Mid-Week Links: Properly Pricing Parking
October 12, 2011 Leave a comment
The head of Strong Towns describes the difference between a road and a street, and how bad design is sucking the life out of our cities. Marin is blessed with strong towns, but unless we are good stewards of our forebears’ investments, we risk slowly becoming less a destination and more just suburbia.
The biggest news for Marin was the health-related resignation of County Supervisor Hal Brown, who represented Ross Valley on the Board since Barbara Boxer left for the House of Representatives in 1982. The scramble for appointment has already begun, with a number of politicos, old and new, vying to be appointed by the Governor. The IJ has a glowing retrospective.
- Importing 60% of our workforce has its costs, namely $22,950 per year in local spending and 0.16 jobs per imported worker. That’s according to a new report from Live Local Marin.
- One way to get more workers to live in Marin is to build more housing. Marin has taken a step towards this by adopting a plan to lower barriers to affordable housing development. You can read the plan here. (PDF)
- Governor Jerry Brown signed AB42 into law last week, allowing state parks to enter into operating agreements with private entities. This applies most particularly to Samuel P. Taylor Park.
- Riding the bus saves money, even in the ‘burbs.
- Major media endorsements are in. IJ has endorsed candidates for the councils of San Anselmo and Fairfax. The Pacific Sun has endorsements for everything on the ballot. So far, the two outlets agree.
- Four election debates (San Anselmo, San Rafael, Corte Madera and Larkspur) are now online – you can check them out on our Election Coverage page. Another Novato debate is up for October 17.
- A Tam Valley crossing guard injured himself saving a child from an inattentive SUV driver. The community is taking a collection on his behalf.
- Also in that busy burg, construction began on the Tennessee Valley Pathway, linking Tam Valley with existing multi-use paths.

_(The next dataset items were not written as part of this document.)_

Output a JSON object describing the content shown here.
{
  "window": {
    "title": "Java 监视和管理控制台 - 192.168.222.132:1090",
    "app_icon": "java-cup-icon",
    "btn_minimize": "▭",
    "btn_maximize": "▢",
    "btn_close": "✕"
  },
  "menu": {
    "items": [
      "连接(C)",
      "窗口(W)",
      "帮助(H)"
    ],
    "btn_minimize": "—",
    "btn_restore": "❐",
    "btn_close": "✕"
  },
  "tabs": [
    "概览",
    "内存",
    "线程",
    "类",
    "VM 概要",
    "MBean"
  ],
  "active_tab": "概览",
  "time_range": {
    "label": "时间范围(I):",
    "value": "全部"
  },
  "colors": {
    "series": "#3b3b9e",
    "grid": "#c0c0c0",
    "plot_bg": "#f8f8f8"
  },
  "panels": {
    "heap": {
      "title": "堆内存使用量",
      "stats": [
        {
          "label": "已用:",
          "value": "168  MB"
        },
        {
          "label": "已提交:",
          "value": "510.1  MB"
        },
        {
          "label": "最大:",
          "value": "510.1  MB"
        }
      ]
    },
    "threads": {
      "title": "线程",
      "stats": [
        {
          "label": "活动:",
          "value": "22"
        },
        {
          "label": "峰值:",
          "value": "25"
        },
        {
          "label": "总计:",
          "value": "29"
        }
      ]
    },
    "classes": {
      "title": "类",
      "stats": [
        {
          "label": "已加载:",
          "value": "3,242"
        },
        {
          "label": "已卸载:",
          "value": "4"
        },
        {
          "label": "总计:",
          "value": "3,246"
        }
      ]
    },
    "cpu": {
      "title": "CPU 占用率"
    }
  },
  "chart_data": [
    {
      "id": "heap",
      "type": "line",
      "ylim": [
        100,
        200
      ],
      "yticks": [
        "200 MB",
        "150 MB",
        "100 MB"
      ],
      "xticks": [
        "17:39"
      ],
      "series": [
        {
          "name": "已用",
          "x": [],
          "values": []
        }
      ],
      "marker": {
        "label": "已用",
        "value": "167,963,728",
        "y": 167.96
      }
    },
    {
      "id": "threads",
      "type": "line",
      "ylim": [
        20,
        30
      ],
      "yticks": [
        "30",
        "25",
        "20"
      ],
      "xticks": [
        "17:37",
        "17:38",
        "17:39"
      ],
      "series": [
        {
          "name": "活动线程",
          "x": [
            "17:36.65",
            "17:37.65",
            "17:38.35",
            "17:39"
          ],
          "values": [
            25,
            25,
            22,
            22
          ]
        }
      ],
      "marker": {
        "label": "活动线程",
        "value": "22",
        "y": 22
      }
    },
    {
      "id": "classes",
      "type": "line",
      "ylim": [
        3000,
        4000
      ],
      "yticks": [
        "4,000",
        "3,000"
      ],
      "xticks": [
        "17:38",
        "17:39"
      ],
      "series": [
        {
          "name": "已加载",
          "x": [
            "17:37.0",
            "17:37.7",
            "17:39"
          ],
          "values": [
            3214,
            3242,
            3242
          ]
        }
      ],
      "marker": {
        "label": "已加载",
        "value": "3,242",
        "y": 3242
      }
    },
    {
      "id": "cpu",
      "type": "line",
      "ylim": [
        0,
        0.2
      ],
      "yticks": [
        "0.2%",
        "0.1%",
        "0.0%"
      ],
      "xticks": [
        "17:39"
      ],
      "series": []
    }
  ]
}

- Mill Valley will alter how it issues event permits for its downtown plaza, making them more lenient to encourage the plaza’s use as a vital space for the town.
- Sausalito follows San Francisco in the parking app field, adopting a new smart phone application that allows users to see where spaces are open in real-time.
- Marin City’s Gateway Shopping Center has been sold.
- Off the Grid had a great start last Sunday in Larkspur, creating sufficient buzz to draw San Franciscans to dust off their cars and ferry passes to visit.
- Tiburon’s library needs to expand, and in the process it could make the downtown a bit better, especially if it removes parking for an outdoor plaza between it and City Hall.
Central and Northern Marin
- San Anselmo’s principal and beloved strip mall, Red Hill Shopping Center, is undergoing renovations, and tenants are uneasy.
- Walk to School Day meant a healthy, happy “walking bus” in Novato.
- Want to name San Rafael’s new baseball team?
- The IJ profiles the races in Lagunitas and Nicasio, which bring a bit more politicking to West Marin.
- The San Rafael Canal will be dredged in November for $1.4 million.
- Someone wants to make part of Fourth Street a pedestrian mall.
- San Rafael shot down a proposal for nine new townhomes in West End and sent a 67-unit development near the downtown Elk’s Lodge back to the drawing board. Neither were terribly transit-accessible.
The Greater Marin
- Ongoing widening of 101 has yielded its first new lanes in Sonoma County.
- Sadly, this probably won’t alleviate traffic for long.
- One wonders how we might shift the funding priorities from roads to transit.
- The City of Sonoma is installing new bike lanes, to much fanfare and controversy.
- But bikes aren’t just for the civilian. They’re also for war.
- Los Angeles has released a manual on how to redesign roads to be livable streets again.
- Affordable housing advocates want to keep parking minimums so cities can trade them for more affordable housing. This, by the way, is a bad thing.
- Governor Jerry Brown may have approved AB42, but he vetoed SB910, which would have instated a three-foot passing rule for cars passing bicyclists.